In a U.S. Department of Justice release dated September 18, 2003, the United States Attorney for the Southern District of New York announced that J. Bryan Williams, a former senior executive of Mobil Oil Corp., had been sentenced to three years and ten months in prison on charges of evading income taxes on more than $7 million in unreported income, "including a $2 million kickback he received in connection with Mobil's oil business in Kazakhstan." According to documents filed with the court, Williams' unreported income included millions of dollars in kickbacks from governments, persons, and other entities with whom Williams conducted business while employed by Mobil. In addition to his sentence, Williams must pay a fine of $25,000 and more than $3.5 million in restitution to the IRS, in addition to penalties and interest.[104]
Human rights
ExxonMobil is the target of human rights activists for actions taken by the corporation in the Indonesian territory of Aceh. In June 2001, a lawsuit against ExxonMobil was filed in the Federal District Court of the District of Columbia under the Alien Tort Claims Act. The suit alleges that the ExxonMobil knowingly assisted human rights violations, including torture, murder and rape, by employing and providing material support to Indonesian military forces, who committed the alleged offenses during civil unrest in Aceh.
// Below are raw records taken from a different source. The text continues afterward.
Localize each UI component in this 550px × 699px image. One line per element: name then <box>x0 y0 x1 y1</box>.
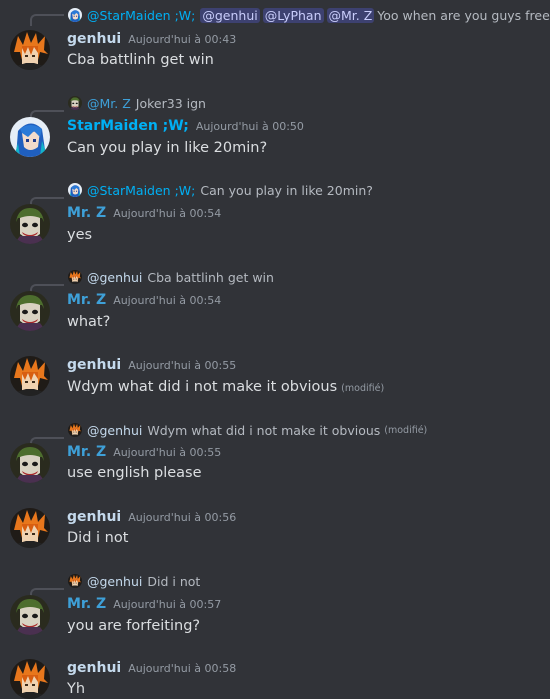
message-header: genhui Aujourd'hui à 00:58 <box>67 660 236 680</box>
message-text: yes <box>67 227 93 243</box>
timestamp: Aujourd'hui à 00:54 <box>113 294 222 307</box>
message-header: Mr. Z Aujourd'hui à 00:54 <box>67 205 221 225</box>
edited-label: (modifié) <box>341 383 385 394</box>
timestamp: Aujourd'hui à 00:58 <box>128 662 237 675</box>
message-header: StarMaiden ;W; Aujourd'hui à 00:50 <box>67 118 304 138</box>
reply-preview[interactable]: @genhui Did i not <box>68 572 200 590</box>
mention[interactable]: @Mr. Z <box>326 7 375 23</box>
avatar[interactable] <box>10 659 50 699</box>
message-header: Mr. Z Aujourd'hui à 00:57 <box>67 596 221 616</box>
reply-preview[interactable]: @genhui Wdym what did i not make it obvi… <box>68 421 427 439</box>
timestamp: Aujourd'hui à 00:43 <box>128 33 237 46</box>
message-body: Wdym what did i not make it obvious <box>67 379 338 395</box>
message-text: what? <box>67 314 111 330</box>
reply-text: Yoo when are you guys free? <box>377 7 550 23</box>
message-text: use english please <box>67 465 202 481</box>
timestamp: Aujourd'hui à 00:50 <box>195 120 304 133</box>
author-name[interactable]: genhui <box>67 509 121 525</box>
avatar[interactable] <box>10 356 50 396</box>
reply-avatar <box>68 183 82 197</box>
author-name[interactable]: Mr. Z <box>67 292 106 308</box>
avatar[interactable] <box>10 291 50 331</box>
author-name[interactable]: Mr. Z <box>67 444 106 460</box>
message-header: genhui Aujourd'hui à 00:56 <box>67 509 236 529</box>
author-name[interactable]: genhui <box>67 31 121 47</box>
timestamp: Aujourd'hui à 00:54 <box>113 207 222 220</box>
avatar[interactable] <box>10 30 50 70</box>
message-text: Can you play in like 20min? <box>67 140 268 156</box>
message-header: Mr. Z Aujourd'hui à 00:55 <box>67 444 221 464</box>
message-text: Cba battlinh get win <box>67 52 214 68</box>
reply-text: Joker33 ign <box>135 95 206 111</box>
reply-author[interactable]: @Mr. Z <box>87 96 131 111</box>
edited-label: (modifié) <box>384 424 428 436</box>
avatar[interactable] <box>10 443 50 483</box>
reply-avatar <box>68 96 82 110</box>
reply-text: Can you play in like 20min? <box>200 182 373 198</box>
reply-avatar <box>68 270 82 284</box>
author-name[interactable]: Mr. Z <box>67 205 106 221</box>
mention[interactable]: @genhui <box>200 7 260 23</box>
timestamp: Aujourd'hui à 00:56 <box>128 511 237 524</box>
message-text: Wdym what did i not make it obvious (modi… <box>67 379 384 395</box>
reply-avatar <box>68 574 82 588</box>
message-text: Yh <box>67 681 86 697</box>
reply-preview[interactable]: @StarMaiden ;W; @genhui @LyPhan @Mr. Z Y… <box>68 6 550 24</box>
reply-text: Cba battlinh get win <box>147 269 274 285</box>
timestamp: Aujourd'hui à 00:55 <box>113 446 222 459</box>
author-name[interactable]: genhui <box>67 357 121 373</box>
avatar[interactable] <box>10 117 50 157</box>
avatar[interactable] <box>10 508 50 548</box>
reply-preview[interactable]: @StarMaiden ;W; Can you play in like 20m… <box>68 181 373 199</box>
avatar[interactable] <box>10 595 50 635</box>
author-name[interactable]: Mr. Z <box>67 596 106 612</box>
author-name[interactable]: StarMaiden ;W; <box>67 118 189 134</box>
timestamp: Aujourd'hui à 00:57 <box>113 598 222 611</box>
reply-author[interactable]: @StarMaiden ;W; <box>87 183 195 198</box>
reply-author[interactable]: @genhui <box>87 423 142 438</box>
author-name[interactable]: genhui <box>67 660 121 676</box>
message-header: genhui Aujourd'hui à 00:55 <box>67 357 236 377</box>
reply-text: Did i not <box>147 573 201 589</box>
message-text: Did i not <box>67 530 129 546</box>
reply-avatar <box>68 8 82 22</box>
avatar[interactable] <box>10 204 50 244</box>
reply-preview[interactable]: @genhui Cba battlinh get win <box>68 268 274 286</box>
reply-avatar <box>68 423 82 437</box>
reply-preview[interactable]: @Mr. Z Joker33 ign <box>68 94 206 112</box>
timestamp: Aujourd'hui à 00:55 <box>128 359 237 372</box>
reply-connector <box>30 14 64 26</box>
reply-text: Wdym what did i not make it obvious <box>147 422 381 438</box>
reply-author[interactable]: @genhui <box>87 270 142 285</box>
message-header: genhui Aujourd'hui à 00:43 <box>67 31 236 51</box>
mention[interactable]: @LyPhan <box>262 7 324 23</box>
message-header: Mr. Z Aujourd'hui à 00:54 <box>67 292 221 312</box>
reply-author[interactable]: @StarMaiden ;W; <box>87 8 195 23</box>
message-text: you are forfeiting? <box>67 618 201 634</box>
reply-author[interactable]: @genhui <box>87 574 142 589</box>
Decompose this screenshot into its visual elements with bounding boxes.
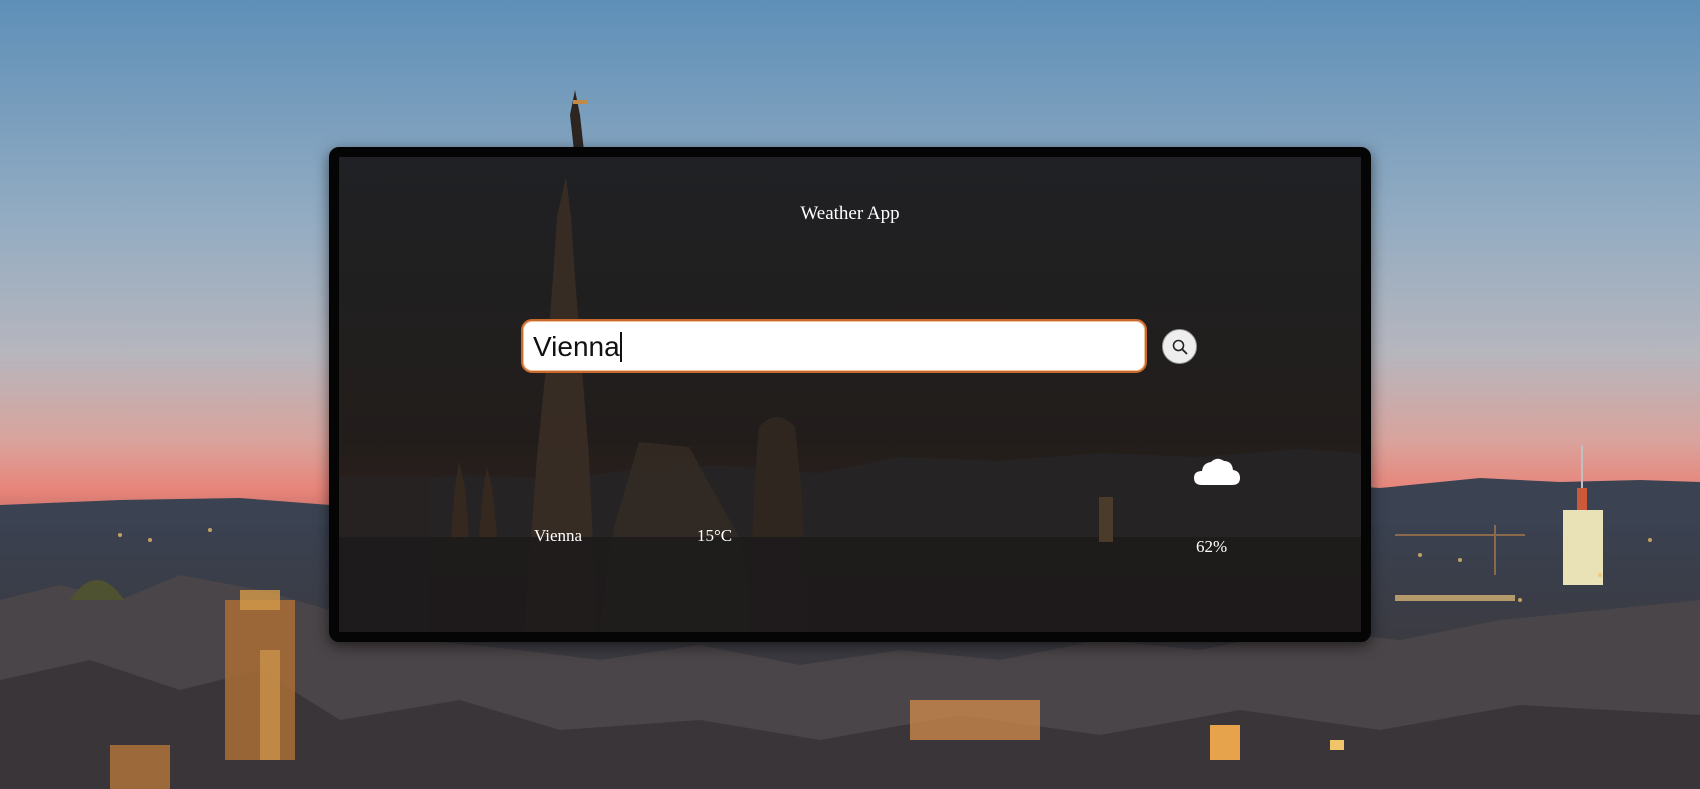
city-name: Vienna	[534, 526, 583, 545]
card-background-scene	[339, 157, 1361, 632]
search-icon	[1172, 339, 1187, 354]
temperature-value: 15°C	[697, 526, 733, 545]
cloud-icon	[1194, 458, 1240, 485]
search-field[interactable]	[521, 319, 1147, 373]
search-button[interactable]	[1162, 329, 1197, 364]
humidity-value: 62%	[1196, 537, 1228, 556]
search-input[interactable]	[531, 323, 1135, 371]
app-title: Weather App	[800, 203, 900, 224]
weather-card: Weather App Vienna 15°C 62%	[329, 147, 1371, 642]
text-caret	[620, 332, 622, 362]
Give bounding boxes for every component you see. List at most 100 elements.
Human rights complaints involving Exxon's (Exxon and Mobil had not yet merged) relationship with the Indonesian military first arose in 1992; the company denies these accusations and filed a motion to dismiss the suit, which was denied in 2008 by a federal judge.[105] But another federal judge dismissed the lawsuit in August 2009.[106] The plaintiffs are currently appealing the dismissal.LGBT
When Exxon Corp. merged with Mobil Corp. in 1999, the newly merged company ended enrollment in Mobil Corp.'s domestic partner benefits for same-sex partners of employees, and it rescinded formal prohibitions against discrimination based on sexual orientation by removing it from the company's Equal Employment Opportunity policy.[107] The Human Rights Campaign, an LGBT lobbying group and political action committee, gave ExxonMobil a score of "-25", the first and only negative score, in its Corporate Equality Index, a scorecard that rated 1000 companies on several criteria including diversity training that covers gender identity issues, transgender-inclusive medical coverage including surgical procedures, and "positively engaging the external LGBT community."[108] On May 26, 2010, ExxonMobil shareholders voted down LGBT benefits for its employees – only 22 percent of shareholders voted yes for the issue.[109] On January 20, 2015, ExxonMobil announced it had adopted language in its non-discrimination policy to add sexual orientation and gender identity to the company's non-discrimination policy.[110]Investigative book: Private Empire: ExxonMobil and American Power
A July 2012 review of Steve Coll's book, Private Empire: ExxonMobil and American Power, in The Daily Telegraph says that he thinks that ExxonMobil has "grown into one of the planet’s most hated corporations, able to determine American foreign policy and the fate of entire nations".[15]ExxonMobil increasingly drills in terrains leased to them by dictatorships, such as those in Chad and Equatorial Guinea.[15] Steve Coll describes Lee Raymond, the corporation’s chief executive until 2005, as "notoriously skeptical about climate change and disliked government interference at any level".[15]